In a message to all Victorian judges, the court said “the starting point must be the maximum sentence for this offence, which is, of course, life imprisonment.” The court criticised the trial judge for giving “too much weight” to the prisoner’s “plea of guilty ... prospects for rehabilitation ... youth and previous good character.”
Likewise, a teenager identified only as MHK, who was jailed for seven years for similarly “preparing” for a supposed “Mother’s Day terror plot” in 2015, then aged 17, had his sentence increased to 11 years with a non-parole period of 8 years and 3 months.
Reflecting the escalating political and media clamour, the court declared: “The protection of our society, and the upholding of its most fundamental values, necessitate that in cases such as this the sentencing considerations of general deterrence and denunciation must be given primacy above the ameliorating effect of youth.”
In other words, all considerations of youth and rehabilitation will be overruled in locking away those convicted of a terrorist-related offence for many years in maximum-security prisons.
Despite its brush with the law, the Australian hailed the outcome in a June 24 editorial. The court made “a fair and responsible ruling,” it declared, citing the court’s verdict that lesser sentences imposed a decade ago were “unduly lenient.” Exuding satisfaction, the editorial concluded: “The key public interest issue is that the judiciary has moved forward on penalising terrorism.”
Last Friday, the court stated “in the strongest terms that it is expected there will be no repetition of this type of appalling behaviour.” Regardless of such protestations, however, the reactionary “war on terrorism” will intensify.

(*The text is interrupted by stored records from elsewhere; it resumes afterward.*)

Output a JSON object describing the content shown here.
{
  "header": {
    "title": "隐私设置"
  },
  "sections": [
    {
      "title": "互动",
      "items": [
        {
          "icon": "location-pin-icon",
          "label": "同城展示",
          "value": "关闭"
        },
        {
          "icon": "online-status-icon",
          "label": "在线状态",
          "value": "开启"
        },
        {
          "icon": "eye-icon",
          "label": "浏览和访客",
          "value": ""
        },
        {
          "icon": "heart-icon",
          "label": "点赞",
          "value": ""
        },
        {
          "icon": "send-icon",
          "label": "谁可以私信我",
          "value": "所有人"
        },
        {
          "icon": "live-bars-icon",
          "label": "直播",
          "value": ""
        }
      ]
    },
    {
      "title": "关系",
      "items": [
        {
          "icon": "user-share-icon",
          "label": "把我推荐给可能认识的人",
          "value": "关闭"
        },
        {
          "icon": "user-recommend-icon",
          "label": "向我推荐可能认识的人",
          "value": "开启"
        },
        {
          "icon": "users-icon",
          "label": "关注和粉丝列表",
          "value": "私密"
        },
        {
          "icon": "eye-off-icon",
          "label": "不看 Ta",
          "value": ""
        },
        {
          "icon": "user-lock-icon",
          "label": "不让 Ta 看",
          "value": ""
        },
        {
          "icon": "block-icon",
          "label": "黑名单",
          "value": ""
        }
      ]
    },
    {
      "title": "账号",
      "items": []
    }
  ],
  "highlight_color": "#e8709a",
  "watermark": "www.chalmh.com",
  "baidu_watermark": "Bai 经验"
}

Backed by the corporate media and the Labor Party, the government is whipping up fears of terrorism as a means of diverting rising economic and social tensions, justifying the handing of more draconian “law and order” powers to the police and intelligence agencies, expanding Australia’s involvement in the predatory US-led interventions in Afghanistan, Syria and the Philippines, and participating as a key “partner” in the US-led preparations for war on North Korea and, ultimately, China.